The two of us drove like that for a while, passing through a long stretch of trees. A car was behind us, but I didn’t think much of it.
I felt a little lightheaded, my mind buzzing with everything that had happened — Val beating the shit out of me, the two of us getting the Godkiller and my own sword, him killing all those dealers and then Demersi talking to us in his office.
It was Stellavia who really stuck in my head, though. I hadn’t thought about it when I was standing next to her — I’d been too afraid at the time. But she was beautiful. She might’ve been the most beautiful creature I’d ever seen, with those stars moving across her body.

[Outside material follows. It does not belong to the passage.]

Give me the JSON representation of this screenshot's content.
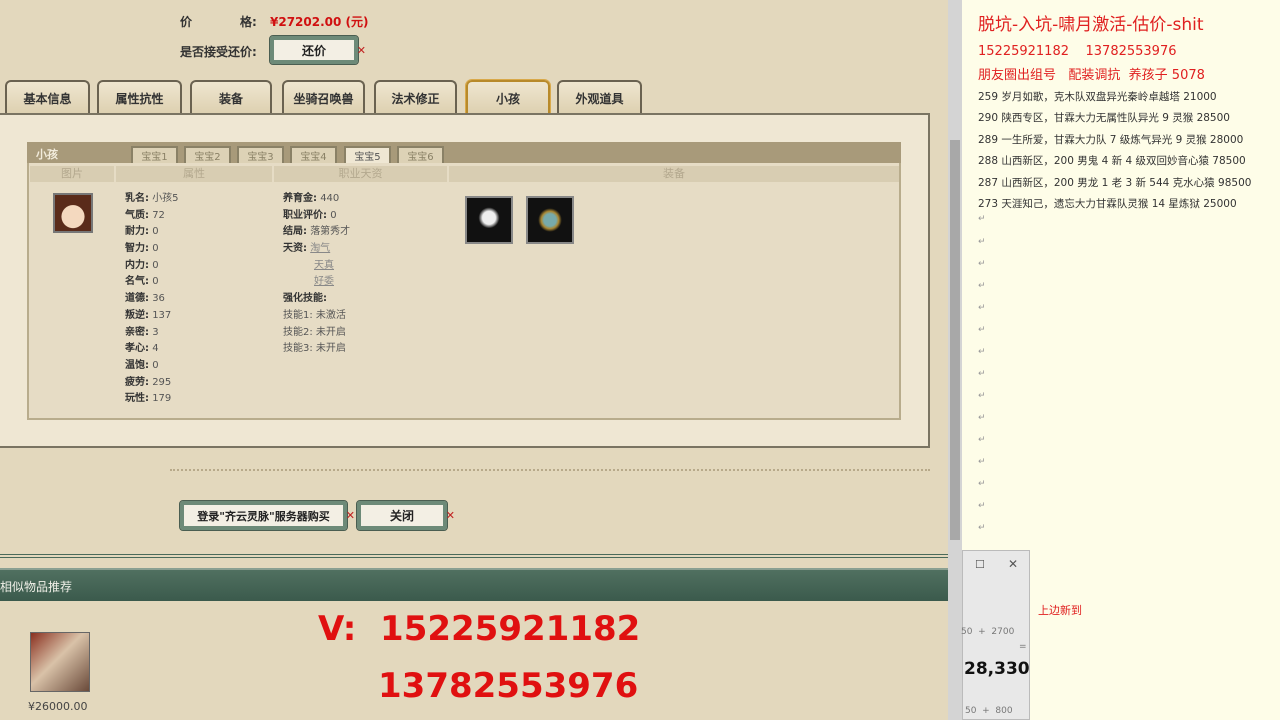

I noticed the same car in the rear-view mirror. It was unmistakable: a bright baby blue Chevrolet Bel Air. In fact, I thought it might have been following us ever since we’d left Demersi’s.
“Don’t look back,” I told Val.
“That’s right,” he said. “Don’t feel so many regrets.”
“No,” I said. “Literally. Don’t look behind you.”
“Why?” he barked. “What the fu–”
“Somebody following us.”
“I think,” I said. “I’m never sure about anything.”
Val laughed, shaking his head.
“Least I’m honest,” I said, feeling fear roll its way up my spine. There was no time for self doubt. I felt like I might die.
“The car behind us?” he asked.
“Told you not to look back.”
“It’s not abnormal to look through the rear-view mirror,” he said. “There’s no reason to–”
The car swerved. I screamed. We hit a tree.